My personal website is incomplete, imperfect

Published on under the IndieWeb category.

As I write, I have Zoom open in another window. Nine members of the IndieWeb community, including myself, have come together to work on our personal websites as part of Create Day. I decided to work on improving the maps feature on my site, which features several maps of places I have been around the world. For example, you can browse all of the coffee shops or eateries I have visited in New York City, with information about the extent to which I recommend each of them.

It all started with a question: “how could I share coffee shops I recommend to others?” That small idea led to my building a first version, then a second, and continually iterating. I added more coffee shops, I expanded my maps feature to include churches that I have visited (inspired by my trip to Rome, in which I took note of many churches I had visited). I am now thinking about maps for general eateries. I am re-thinking how I present maps; how can the user experience be better?
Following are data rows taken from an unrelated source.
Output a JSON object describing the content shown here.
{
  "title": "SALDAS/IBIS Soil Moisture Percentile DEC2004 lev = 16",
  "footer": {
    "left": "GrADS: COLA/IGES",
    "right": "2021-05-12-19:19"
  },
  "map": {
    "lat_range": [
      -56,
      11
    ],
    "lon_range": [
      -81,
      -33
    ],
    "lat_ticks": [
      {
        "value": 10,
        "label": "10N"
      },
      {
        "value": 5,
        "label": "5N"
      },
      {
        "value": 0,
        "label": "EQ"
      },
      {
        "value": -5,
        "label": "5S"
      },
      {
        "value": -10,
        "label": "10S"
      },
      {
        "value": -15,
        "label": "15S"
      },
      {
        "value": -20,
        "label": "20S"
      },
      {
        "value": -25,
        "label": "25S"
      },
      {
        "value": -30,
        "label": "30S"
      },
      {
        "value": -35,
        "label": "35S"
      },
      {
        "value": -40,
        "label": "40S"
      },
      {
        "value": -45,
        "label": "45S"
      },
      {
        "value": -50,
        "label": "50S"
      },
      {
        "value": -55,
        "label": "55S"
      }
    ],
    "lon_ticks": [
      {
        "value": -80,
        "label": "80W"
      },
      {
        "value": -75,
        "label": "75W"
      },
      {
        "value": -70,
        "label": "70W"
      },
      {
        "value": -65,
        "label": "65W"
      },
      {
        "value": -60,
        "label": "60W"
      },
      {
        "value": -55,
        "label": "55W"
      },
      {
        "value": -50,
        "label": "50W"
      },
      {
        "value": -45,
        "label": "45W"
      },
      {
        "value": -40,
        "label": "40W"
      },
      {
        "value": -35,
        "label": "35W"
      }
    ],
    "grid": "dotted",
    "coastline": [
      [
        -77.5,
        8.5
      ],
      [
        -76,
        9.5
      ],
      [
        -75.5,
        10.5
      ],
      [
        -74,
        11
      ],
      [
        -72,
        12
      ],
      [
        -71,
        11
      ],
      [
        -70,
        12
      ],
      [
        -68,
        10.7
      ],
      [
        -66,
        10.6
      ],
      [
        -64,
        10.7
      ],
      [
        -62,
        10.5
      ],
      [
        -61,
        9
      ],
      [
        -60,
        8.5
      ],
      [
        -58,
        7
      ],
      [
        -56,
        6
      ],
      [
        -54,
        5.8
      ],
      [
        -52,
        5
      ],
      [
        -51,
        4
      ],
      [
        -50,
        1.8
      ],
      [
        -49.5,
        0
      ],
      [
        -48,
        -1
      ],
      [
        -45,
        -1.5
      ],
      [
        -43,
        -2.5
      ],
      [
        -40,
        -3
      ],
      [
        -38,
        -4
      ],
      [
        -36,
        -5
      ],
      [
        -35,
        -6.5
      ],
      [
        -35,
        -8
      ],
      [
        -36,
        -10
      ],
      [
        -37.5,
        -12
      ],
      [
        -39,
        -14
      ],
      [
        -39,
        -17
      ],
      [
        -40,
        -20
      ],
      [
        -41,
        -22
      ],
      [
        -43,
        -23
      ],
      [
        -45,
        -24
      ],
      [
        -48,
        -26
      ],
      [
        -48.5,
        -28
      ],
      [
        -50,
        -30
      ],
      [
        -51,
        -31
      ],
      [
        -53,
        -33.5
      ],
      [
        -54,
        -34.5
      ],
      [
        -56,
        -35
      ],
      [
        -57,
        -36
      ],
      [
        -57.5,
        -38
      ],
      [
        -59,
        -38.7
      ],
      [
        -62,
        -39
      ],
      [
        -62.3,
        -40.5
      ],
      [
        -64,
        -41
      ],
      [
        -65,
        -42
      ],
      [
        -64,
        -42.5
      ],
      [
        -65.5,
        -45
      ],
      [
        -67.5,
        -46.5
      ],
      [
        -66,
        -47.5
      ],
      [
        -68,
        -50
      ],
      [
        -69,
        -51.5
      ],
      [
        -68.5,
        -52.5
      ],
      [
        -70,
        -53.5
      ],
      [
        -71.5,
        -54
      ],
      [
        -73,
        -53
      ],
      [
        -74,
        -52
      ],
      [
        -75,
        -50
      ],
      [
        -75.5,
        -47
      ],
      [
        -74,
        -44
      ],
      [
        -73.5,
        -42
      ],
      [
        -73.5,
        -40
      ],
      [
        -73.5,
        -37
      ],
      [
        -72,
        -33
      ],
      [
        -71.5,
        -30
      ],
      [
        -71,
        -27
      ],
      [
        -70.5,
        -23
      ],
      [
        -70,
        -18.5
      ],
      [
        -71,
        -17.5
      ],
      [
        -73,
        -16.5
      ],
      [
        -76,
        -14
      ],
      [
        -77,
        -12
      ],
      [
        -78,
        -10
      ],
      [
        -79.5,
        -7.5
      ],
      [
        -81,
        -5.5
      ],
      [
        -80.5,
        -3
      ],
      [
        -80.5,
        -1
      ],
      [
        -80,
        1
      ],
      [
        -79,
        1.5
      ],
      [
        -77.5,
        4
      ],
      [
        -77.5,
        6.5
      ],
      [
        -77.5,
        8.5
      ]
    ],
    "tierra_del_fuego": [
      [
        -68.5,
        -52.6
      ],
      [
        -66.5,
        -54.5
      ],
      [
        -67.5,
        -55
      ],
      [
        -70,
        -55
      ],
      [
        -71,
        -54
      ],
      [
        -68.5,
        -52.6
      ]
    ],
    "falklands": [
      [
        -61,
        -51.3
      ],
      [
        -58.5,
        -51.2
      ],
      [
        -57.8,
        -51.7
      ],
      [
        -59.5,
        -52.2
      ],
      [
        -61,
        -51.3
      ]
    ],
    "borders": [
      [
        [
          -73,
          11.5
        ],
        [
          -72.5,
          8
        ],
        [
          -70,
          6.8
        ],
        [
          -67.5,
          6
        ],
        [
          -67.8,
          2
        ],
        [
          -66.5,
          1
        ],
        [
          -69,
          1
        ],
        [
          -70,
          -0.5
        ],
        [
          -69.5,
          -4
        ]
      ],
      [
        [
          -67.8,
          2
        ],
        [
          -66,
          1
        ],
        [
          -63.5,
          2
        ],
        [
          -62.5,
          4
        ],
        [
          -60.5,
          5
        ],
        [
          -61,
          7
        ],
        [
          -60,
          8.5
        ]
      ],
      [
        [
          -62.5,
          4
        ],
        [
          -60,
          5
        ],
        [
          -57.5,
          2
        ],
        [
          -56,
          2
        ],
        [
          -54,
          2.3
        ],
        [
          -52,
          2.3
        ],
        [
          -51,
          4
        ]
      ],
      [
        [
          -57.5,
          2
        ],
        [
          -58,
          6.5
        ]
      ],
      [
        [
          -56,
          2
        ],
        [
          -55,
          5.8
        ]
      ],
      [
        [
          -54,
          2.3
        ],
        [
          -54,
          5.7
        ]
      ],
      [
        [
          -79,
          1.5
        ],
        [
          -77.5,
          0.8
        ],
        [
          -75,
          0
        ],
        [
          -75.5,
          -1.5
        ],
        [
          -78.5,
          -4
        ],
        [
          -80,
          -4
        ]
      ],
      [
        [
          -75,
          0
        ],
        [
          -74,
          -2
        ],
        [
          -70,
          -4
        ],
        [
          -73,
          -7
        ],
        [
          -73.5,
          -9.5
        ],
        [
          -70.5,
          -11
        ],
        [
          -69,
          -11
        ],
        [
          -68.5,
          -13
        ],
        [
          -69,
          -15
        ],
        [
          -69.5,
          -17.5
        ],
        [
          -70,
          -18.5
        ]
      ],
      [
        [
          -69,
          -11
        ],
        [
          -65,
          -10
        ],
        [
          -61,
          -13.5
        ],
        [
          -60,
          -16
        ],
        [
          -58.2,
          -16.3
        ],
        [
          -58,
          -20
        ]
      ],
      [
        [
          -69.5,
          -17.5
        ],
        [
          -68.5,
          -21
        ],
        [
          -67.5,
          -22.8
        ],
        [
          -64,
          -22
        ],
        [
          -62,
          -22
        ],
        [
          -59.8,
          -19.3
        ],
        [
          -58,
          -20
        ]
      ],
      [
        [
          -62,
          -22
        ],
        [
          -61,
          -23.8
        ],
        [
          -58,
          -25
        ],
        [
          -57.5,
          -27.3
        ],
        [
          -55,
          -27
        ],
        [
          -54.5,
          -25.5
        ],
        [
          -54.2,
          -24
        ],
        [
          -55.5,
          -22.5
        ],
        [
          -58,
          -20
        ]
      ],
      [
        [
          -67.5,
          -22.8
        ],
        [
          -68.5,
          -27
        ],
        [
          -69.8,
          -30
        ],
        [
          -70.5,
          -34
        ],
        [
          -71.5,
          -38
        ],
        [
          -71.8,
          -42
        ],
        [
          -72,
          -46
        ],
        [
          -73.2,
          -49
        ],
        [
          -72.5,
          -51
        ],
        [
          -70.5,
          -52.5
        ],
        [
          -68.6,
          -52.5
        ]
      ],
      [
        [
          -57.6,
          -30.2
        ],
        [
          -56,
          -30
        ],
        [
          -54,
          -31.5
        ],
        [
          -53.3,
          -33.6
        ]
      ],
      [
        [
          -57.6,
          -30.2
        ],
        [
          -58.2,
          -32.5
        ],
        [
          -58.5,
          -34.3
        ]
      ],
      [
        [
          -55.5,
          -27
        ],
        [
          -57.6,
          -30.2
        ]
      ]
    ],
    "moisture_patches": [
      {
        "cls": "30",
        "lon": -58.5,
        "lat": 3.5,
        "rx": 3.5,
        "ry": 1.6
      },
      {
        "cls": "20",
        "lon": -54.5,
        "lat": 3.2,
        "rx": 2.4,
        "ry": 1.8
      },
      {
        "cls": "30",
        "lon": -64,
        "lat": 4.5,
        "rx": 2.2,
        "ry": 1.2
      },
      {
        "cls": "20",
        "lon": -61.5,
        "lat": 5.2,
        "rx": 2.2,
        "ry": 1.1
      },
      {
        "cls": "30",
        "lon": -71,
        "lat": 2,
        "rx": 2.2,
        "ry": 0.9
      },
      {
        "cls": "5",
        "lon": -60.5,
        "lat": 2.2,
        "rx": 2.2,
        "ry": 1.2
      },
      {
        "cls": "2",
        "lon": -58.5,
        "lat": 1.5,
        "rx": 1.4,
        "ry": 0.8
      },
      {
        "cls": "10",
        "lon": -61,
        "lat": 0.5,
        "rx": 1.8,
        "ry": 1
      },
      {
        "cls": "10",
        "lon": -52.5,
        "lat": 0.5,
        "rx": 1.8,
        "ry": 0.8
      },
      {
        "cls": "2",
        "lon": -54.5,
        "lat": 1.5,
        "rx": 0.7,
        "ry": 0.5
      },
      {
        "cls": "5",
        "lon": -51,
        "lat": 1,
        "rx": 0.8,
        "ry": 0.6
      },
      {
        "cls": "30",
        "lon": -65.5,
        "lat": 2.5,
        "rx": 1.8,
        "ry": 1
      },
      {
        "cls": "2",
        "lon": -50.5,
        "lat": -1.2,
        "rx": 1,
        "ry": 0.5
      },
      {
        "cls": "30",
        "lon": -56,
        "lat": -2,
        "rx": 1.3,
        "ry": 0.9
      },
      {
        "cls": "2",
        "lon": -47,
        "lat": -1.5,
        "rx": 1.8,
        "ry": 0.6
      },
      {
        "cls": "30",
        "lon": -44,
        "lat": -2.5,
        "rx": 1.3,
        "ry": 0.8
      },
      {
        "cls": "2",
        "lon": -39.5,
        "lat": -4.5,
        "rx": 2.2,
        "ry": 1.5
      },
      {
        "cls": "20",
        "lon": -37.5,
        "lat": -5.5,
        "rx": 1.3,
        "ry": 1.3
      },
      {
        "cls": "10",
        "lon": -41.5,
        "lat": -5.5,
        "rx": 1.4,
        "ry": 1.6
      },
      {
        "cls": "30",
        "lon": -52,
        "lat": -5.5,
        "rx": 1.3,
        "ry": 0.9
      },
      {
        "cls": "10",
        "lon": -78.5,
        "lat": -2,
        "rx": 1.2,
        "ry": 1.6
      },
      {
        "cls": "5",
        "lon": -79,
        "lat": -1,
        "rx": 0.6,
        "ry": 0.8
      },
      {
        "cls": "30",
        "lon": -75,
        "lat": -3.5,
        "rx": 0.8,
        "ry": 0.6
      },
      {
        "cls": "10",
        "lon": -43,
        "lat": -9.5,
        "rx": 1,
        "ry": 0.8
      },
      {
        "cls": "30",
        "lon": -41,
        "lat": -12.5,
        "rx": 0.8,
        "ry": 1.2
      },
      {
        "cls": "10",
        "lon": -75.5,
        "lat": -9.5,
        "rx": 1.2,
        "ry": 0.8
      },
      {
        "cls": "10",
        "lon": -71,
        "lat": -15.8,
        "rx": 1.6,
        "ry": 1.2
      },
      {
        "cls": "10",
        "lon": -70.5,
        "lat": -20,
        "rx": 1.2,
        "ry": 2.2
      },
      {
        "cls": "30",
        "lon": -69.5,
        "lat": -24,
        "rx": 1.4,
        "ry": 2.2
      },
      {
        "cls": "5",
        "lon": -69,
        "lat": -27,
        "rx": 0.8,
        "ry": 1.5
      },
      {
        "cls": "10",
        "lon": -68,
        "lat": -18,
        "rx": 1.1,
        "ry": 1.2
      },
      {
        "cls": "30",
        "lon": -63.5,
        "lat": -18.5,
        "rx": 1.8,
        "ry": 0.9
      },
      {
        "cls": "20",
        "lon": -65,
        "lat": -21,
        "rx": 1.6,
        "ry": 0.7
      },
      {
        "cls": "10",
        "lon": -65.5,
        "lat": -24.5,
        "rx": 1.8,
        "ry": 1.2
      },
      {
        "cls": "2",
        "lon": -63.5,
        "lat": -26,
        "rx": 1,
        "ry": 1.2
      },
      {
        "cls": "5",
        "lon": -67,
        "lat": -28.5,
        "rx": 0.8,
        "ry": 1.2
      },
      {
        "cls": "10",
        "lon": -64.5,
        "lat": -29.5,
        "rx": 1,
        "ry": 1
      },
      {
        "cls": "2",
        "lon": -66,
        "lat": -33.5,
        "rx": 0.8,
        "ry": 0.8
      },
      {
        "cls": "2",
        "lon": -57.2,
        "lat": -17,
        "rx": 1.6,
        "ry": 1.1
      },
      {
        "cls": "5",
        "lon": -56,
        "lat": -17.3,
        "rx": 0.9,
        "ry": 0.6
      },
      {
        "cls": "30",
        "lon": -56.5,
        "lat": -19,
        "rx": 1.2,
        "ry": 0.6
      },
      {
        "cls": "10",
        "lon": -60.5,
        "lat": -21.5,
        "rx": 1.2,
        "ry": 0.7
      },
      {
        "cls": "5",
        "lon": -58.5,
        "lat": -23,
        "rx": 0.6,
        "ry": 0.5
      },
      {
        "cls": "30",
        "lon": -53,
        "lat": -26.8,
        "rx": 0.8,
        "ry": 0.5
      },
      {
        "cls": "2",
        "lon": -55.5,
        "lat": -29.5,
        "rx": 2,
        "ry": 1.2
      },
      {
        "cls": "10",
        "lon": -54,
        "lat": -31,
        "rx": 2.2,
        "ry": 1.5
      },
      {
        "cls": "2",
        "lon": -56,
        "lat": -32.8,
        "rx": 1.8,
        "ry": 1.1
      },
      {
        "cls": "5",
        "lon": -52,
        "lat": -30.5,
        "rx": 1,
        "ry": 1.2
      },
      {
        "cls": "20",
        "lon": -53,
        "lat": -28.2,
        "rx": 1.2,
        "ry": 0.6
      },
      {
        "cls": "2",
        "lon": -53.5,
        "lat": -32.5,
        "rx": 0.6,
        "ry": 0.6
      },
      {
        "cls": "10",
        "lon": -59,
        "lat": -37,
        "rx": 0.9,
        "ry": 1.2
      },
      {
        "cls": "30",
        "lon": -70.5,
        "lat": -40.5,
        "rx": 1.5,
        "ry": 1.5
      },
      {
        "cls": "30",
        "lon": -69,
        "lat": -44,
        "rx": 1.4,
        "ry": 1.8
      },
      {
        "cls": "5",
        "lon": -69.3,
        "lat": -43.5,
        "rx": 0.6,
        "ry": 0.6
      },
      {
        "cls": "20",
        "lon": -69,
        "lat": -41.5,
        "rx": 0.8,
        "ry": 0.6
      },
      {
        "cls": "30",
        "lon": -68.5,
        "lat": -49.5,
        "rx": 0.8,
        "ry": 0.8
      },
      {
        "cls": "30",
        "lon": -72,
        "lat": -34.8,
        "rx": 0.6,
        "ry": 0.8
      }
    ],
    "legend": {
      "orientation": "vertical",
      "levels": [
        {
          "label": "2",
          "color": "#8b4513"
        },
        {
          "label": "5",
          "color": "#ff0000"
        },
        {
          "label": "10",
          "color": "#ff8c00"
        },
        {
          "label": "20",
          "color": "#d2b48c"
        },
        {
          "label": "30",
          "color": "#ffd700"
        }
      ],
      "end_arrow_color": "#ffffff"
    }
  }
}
The way in which my maps feature was built was and is imperfect. I had a CSV file in which I manually tracked information about each cafe. I go to Google Maps every time I want to add a map and retrieve the latitude and longitude for the location I want to add. I write everything into a CSV row. I run a Ruby script that creates a markdown file which is then consumed by my Python static site generator. Every city – London, New York, etc. – had its own HTML page; updating the layout of that page involved making manual changes to all 10 or so pages.

Convoluted? Yes. Beautiful? I think so.

Every one of the oddities in which my maps were made came about because I wanted to either build something new and/or play around with a new technology. I made little changes when I had time, improving the maps directory bit by bit. No grand vision. I wanted a place I could share coffee recommendations on my own site.

I have been streamlining how my maps work today for Create Day. I have improved the UX, too. Navigating my maps is easier than it was. I removed broken features that were not worth maintaining (I don’t suspect anyone wanted the KML export of maps in each location that I offered, although I did learn how to write a KML file when I made that feature!). My maps are still imperfect, but a little less so.

Thus is the ideal nature of side projects: a place to play. And on this evening when I had nothing else to do, playing on my site feels exactly right.

Indeed, play is the root of many of my website features: the magic wand that takes you to a random blog post, the Christmas lights I just added to my website footer (I add them every year), the coffee emoji that changes during holidays, my “Moments of Joy” series, and more.

To all the American readers who read this on the day I wrote this post, happy belated Thanksgiving!